Uncle Starboard bought a wardrobe of evening gowns and cocktail dresses, and Vanessa went to work at the Majestic, one of the most expensive ballrooms in Hong Kong. She worked only three evenings a week, starting at two in the afternoon, and finishing at ten. All she did was talk to the men who cared to sit with her, and dance with them if they asked. She was quick to learn the dance steps, which she had already practiced with her friends. She was not only proficient but she loved dancing – although her partners were often rather awkward. On several occasions in the first few months, men asked her to dine with them, and Vicky Ho, who was their mother at the ballroom, insisted that she go home directly by taxi. European men came to the Majestic only rarely; they were not excluded, but they were not encouraged. Once Vanessa met an Englishman, and they were able to talk in the sketchy English she had learned at school. But Vicky soon approached them, and led her away to a Chinese man on the other side of the room. Vanessa realised she was being protected and was grateful.

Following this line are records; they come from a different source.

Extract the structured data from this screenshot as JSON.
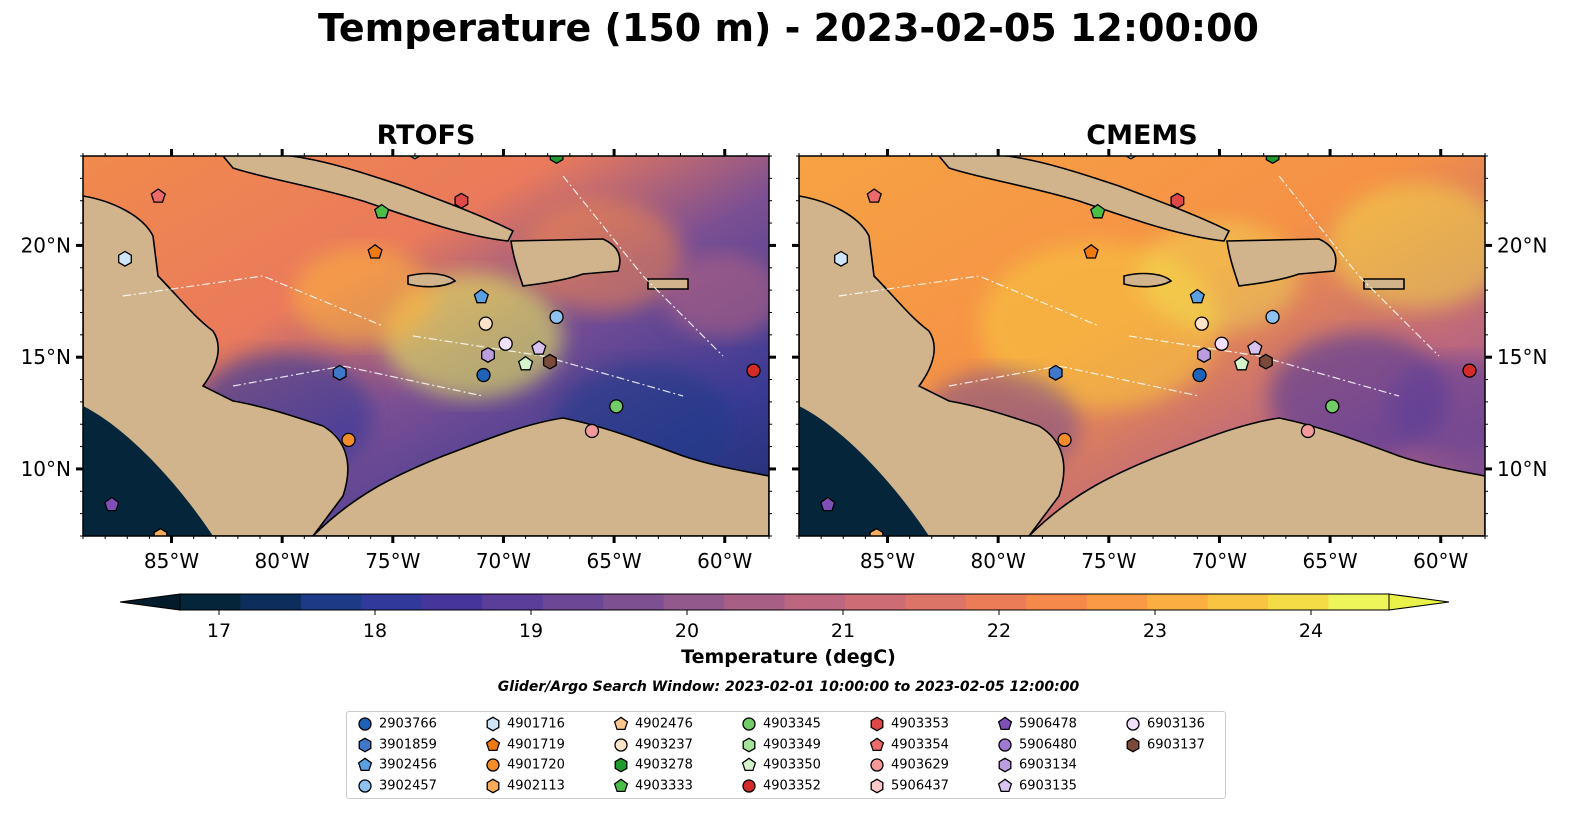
{
  "title": "Temperature (150 m) - 2023-02-05 12:00:00",
  "panels": [
    {
      "title": "RTOFS"
    },
    {
      "title": "CMEMS"
    }
  ],
  "lon_ticks": [
    "85°W",
    "80°W",
    "75°W",
    "70°W",
    "65°W",
    "60°W"
  ],
  "lon_values": [
    -85,
    -80,
    -75,
    -70,
    -65,
    -60
  ],
  "lat_ticks": [
    "20°N",
    "15°N",
    "10°N"
  ],
  "lat_values": [
    20,
    15,
    10
  ],
  "extent": {
    "lon_min": -89,
    "lon_max": -58,
    "lat_min": 7,
    "lat_max": 24
  },
  "colorbar": {
    "label": "Temperature (degC)",
    "min": 16.75,
    "max": 24.5,
    "ticks": [
      "17",
      "18",
      "19",
      "20",
      "21",
      "22",
      "23",
      "24"
    ],
    "tick_values": [
      17,
      18,
      19,
      20,
      21,
      22,
      23,
      24
    ],
    "colors": [
      "#05263a",
      "#0d2d5c",
      "#1d3a86",
      "#31399a",
      "#46369c",
      "#5a3e99",
      "#6b4795",
      "#7d5191",
      "#925a8c",
      "#a85f86",
      "#bd6680",
      "#cd6c75",
      "#dd7468",
      "#ea7d58",
      "#f5894a",
      "#fa9a44",
      "#fbaf40",
      "#f8c441",
      "#f4dc46",
      "#eef55a"
    ]
  },
  "search_window": "Glider/Argo Search Window: 2023-02-01 10:00:00 to 2023-02-05 12:00:00",
  "legend": [
    {
      "id": "2903766",
      "color": "#1f63b8",
      "shape": "circle"
    },
    {
      "id": "3901859",
      "color": "#3f78c8",
      "shape": "hexagon"
    },
    {
      "id": "3902456",
      "color": "#5aa0e0",
      "shape": "pentagon"
    },
    {
      "id": "3902457",
      "color": "#8ec2f0",
      "shape": "circle"
    },
    {
      "id": "4901716",
      "color": "#d0e6f8",
      "shape": "hexagon"
    },
    {
      "id": "4901719",
      "color": "#f07a12",
      "shape": "pentagon"
    },
    {
      "id": "4901720",
      "color": "#f58c2a",
      "shape": "circle"
    },
    {
      "id": "4902113",
      "color": "#f9ad5c",
      "shape": "hexagon"
    },
    {
      "id": "4902476",
      "color": "#fcc88e",
      "shape": "pentagon"
    },
    {
      "id": "4903237",
      "color": "#fde3c8",
      "shape": "circle"
    },
    {
      "id": "4903278",
      "color": "#1e9b2c",
      "shape": "hexagon"
    },
    {
      "id": "4903333",
      "color": "#4bbf45",
      "shape": "pentagon"
    },
    {
      "id": "4903345",
      "color": "#72cc68",
      "shape": "circle"
    },
    {
      "id": "4903349",
      "color": "#a6e39a",
      "shape": "hexagon"
    },
    {
      "id": "4903350",
      "color": "#d4f4cc",
      "shape": "pentagon"
    },
    {
      "id": "4903352",
      "color": "#d42a2a",
      "shape": "circle"
    },
    {
      "id": "4903353",
      "color": "#e04848",
      "shape": "hexagon"
    },
    {
      "id": "4903354",
      "color": "#ec6a6a",
      "shape": "pentagon"
    },
    {
      "id": "4903629",
      "color": "#f59a9a",
      "shape": "circle"
    },
    {
      "id": "5906437",
      "color": "#fbc8c8",
      "shape": "hexagon"
    },
    {
      "id": "5906478",
      "color": "#7f4fb8",
      "shape": "pentagon"
    },
    {
      "id": "5906480",
      "color": "#a07ad0",
      "shape": "circle"
    },
    {
      "id": "6903134",
      "color": "#bc9ee0",
      "shape": "hexagon"
    },
    {
      "id": "6903135",
      "color": "#d8c2f0",
      "shape": "pentagon"
    },
    {
      "id": "6903136",
      "color": "#f0e0fa",
      "shape": "circle"
    },
    {
      "id": "6903137",
      "color": "#7a4a3a",
      "shape": "hexagon"
    }
  ],
  "markers": [
    {
      "id": "2903766",
      "lon": -70.9,
      "lat": 14.2
    },
    {
      "id": "3901859",
      "lon": -77.4,
      "lat": 14.3
    },
    {
      "id": "3902456",
      "lon": -71.0,
      "lat": 17.7
    },
    {
      "id": "3902457",
      "lon": -67.6,
      "lat": 16.8
    },
    {
      "id": "4901716",
      "lon": -87.1,
      "lat": 19.4
    },
    {
      "id": "4901719",
      "lon": -75.8,
      "lat": 19.7
    },
    {
      "id": "4901720",
      "lon": -77.0,
      "lat": 11.3
    },
    {
      "id": "4902113",
      "lon": -85.5,
      "lat": 7.0
    },
    {
      "id": "4903237",
      "lon": -70.8,
      "lat": 16.5
    },
    {
      "id": "4903278",
      "lon": -67.6,
      "lat": 24.0
    },
    {
      "id": "4903333",
      "lon": -75.5,
      "lat": 21.5
    },
    {
      "id": "4903345",
      "lon": -64.9,
      "lat": 12.8
    },
    {
      "id": "4903349",
      "lon": -74.0,
      "lat": 24.2
    },
    {
      "id": "4903350",
      "lon": -69.0,
      "lat": 14.7
    },
    {
      "id": "4903352",
      "lon": -58.7,
      "lat": 14.4
    },
    {
      "id": "4903353",
      "lon": -71.9,
      "lat": 22.0
    },
    {
      "id": "4903354",
      "lon": -85.6,
      "lat": 22.2
    },
    {
      "id": "4903629",
      "lon": -66.0,
      "lat": 11.7
    },
    {
      "id": "5906478",
      "lon": -87.7,
      "lat": 8.4
    },
    {
      "id": "6903134",
      "lon": -70.7,
      "lat": 15.1
    },
    {
      "id": "6903135",
      "lon": -68.4,
      "lat": 15.4
    },
    {
      "id": "6903136",
      "lon": -69.9,
      "lat": 15.6
    },
    {
      "id": "6903137",
      "lon": -67.9,
      "lat": 14.8
    }
  ]
}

Vanessa found she was engaged with customers most of the time and had little opportunity to get to know the other girls; they were proud and unfriendly. The youngest ones seemed the proudest of all. She thought they were probably very rich, because she was getting three thousand a month for herself; it was more than the Chans needed at home, and her thoughts were moving toward a new apartment. Vicky told her that she must be especially attentive to the three men who became her regulars. Two were fat old businessmen. She found out all about their work, their wives and concubines, their travels, their cars and villas – it was all they talked about. After a while this information ceased to be very interesting, and Vanessa had to force herself to listen and remember. Occasionally she asked her client the same question twice, and this was embarrassing. It caused offence when she confused the import business of one in Manila, with the timber business of another in Brunei, or remembered being told of a house in Singapore which was actually in Macao.